Mengikuti perkembangan Badan Usaha Milik Negara (BUMN) semenjak didirikannya Kementerian Negara Pendayagunaan BUMN di Kabinet Pembangunan VII pada 14 Maret 1998, saya teringat pertemuan saya dengan Presiden Soeharto usai ia menandatangani Letter of Intent (LoI) dengan Dana Moneter Internasional (IMF) pada 15 Januari 1998.
Saat itu, IMF menjanjikan untuk memberikan pinjaman siaga (standby loan) 43 miliar dollar AS. Seusai acara penandatanganan itu, Soeharto tampil di televisi dan, tanpa teks, berkata kepada bangsa ini: “Jangan khawatir dengan utang. Kita masih punya banyak BUMN yang bisa didayagunakan untuk membayar utang-utang itu.”
Berselang beberapa hari kemudian, Soeharto memanggil saya untuk membicarakan upaya pendayagunaan BUMN yang ia maksudkan. Saat itu pula ia meminta pendapat tentang apa yang mesti dilakukan agar BUMN kita dapat diberdayakan untuk membayar utang.
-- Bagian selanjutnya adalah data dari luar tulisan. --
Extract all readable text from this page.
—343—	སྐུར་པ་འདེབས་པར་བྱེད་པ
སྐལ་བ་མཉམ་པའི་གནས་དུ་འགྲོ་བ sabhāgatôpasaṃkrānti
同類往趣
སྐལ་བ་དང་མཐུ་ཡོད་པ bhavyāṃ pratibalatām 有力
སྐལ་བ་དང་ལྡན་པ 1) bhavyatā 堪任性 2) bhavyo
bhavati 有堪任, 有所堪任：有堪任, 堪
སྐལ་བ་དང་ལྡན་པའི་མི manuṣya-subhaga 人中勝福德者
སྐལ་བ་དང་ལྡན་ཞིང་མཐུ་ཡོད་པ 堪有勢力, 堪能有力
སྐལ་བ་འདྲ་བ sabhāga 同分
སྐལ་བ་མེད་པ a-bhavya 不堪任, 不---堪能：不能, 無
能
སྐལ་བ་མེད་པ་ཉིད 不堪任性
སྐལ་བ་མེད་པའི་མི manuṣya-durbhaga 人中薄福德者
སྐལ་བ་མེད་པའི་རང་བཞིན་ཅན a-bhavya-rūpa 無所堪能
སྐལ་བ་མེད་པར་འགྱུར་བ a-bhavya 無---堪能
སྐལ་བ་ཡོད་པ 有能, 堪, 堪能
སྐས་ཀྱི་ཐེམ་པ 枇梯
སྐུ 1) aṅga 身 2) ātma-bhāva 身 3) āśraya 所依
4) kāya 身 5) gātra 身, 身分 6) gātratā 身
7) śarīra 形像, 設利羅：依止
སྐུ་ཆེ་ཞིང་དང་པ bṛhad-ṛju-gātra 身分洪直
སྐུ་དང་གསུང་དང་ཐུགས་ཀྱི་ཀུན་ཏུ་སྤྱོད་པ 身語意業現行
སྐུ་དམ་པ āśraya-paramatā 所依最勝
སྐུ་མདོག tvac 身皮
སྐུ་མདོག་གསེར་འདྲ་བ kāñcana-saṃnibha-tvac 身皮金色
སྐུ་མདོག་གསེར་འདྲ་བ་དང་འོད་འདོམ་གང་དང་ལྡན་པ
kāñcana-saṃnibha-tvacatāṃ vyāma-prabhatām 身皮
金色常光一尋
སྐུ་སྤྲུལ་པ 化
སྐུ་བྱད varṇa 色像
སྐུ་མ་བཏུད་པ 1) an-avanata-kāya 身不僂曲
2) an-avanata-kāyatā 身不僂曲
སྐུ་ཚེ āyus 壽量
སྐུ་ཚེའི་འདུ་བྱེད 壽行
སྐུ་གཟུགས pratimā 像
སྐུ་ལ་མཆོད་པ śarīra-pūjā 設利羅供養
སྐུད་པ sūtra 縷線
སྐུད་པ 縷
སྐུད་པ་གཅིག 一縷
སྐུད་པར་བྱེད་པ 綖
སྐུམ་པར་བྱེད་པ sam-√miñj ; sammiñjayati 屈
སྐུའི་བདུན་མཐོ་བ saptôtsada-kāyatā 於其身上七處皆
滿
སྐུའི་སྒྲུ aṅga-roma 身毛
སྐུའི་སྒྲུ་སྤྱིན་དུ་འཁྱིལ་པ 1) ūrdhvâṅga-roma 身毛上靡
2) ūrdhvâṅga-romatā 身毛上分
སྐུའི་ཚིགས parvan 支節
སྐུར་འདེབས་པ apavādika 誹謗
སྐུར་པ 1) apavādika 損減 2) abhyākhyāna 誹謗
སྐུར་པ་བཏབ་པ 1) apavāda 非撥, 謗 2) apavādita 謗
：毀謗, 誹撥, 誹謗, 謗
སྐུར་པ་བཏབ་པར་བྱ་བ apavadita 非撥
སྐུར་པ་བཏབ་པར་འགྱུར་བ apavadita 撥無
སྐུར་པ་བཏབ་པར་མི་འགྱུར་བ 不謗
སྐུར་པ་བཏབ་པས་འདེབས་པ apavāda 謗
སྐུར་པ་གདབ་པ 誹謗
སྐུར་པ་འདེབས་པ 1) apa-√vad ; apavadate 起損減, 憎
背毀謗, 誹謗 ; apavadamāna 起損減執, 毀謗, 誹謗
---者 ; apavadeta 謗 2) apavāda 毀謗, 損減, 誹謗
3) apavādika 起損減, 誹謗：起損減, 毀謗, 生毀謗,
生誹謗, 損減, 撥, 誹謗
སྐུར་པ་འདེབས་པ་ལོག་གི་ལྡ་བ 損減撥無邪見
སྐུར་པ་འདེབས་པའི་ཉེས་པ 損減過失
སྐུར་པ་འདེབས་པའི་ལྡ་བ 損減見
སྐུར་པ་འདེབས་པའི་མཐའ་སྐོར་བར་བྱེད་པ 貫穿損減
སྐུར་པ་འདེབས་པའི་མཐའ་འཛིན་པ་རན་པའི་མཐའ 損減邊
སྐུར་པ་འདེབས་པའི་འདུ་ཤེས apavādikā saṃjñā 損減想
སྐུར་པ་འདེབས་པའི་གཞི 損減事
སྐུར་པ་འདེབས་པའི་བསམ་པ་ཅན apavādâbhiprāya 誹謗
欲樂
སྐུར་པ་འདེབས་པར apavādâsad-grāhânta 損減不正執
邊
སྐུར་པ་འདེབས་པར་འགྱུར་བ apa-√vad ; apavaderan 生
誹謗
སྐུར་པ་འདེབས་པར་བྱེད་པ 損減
Seusai acara penandatanganan itu, Soeharto tampil di televisi dan, tanpa teks, berkata kepada bangsa ini: “Jangan khawatir dengan utang.
Saya kemudian mengajukan gagasan yang kemudian menjadi peta jalan (road map) BUMN untuk 10 tahun ke depan. Gagasan itu disetujui Presiden dan sempat dipresentasikan di DPR. Intisari gagasan itu adalah melepaskan BUMN di bawah pembinaan dari 17 menteri teknis. Dengan demikian maka BUMN akan dikelola secara korporasi untuk menciptakan nilai (value creation).
Peta jalan BUMN 1998
Kemudian langkah berikutnya agar BUMN menjadi penopang Anggaran Pendapatan dan Belanja Negara (APBN) sekaligus mengatasi krisis adalah melakukan tiga langkah strategis yaitu restrukturisasi, profitisasi, kemudian baru privatisasi.
Perlu dicatat bahwa pada saat itu IMF mendesak agar BUMN dijual kepada swasta sehingga penerimaan (revenue)-nya dapat dipakai untuk menutup defisit APBN. Tentunya saya tidak setuju karena saya menempuh strategi profitisasi dulu melalui restrukturisasi.
Restrukturisasi diperlukan untuk membenahi struktur organisasi BUMN agar BUMN dinakhodai oleh para profesional yang mumpuni sehingga dapat bekerja secara lincah dengan budaya korporasi dan bukan budaya birokrasi.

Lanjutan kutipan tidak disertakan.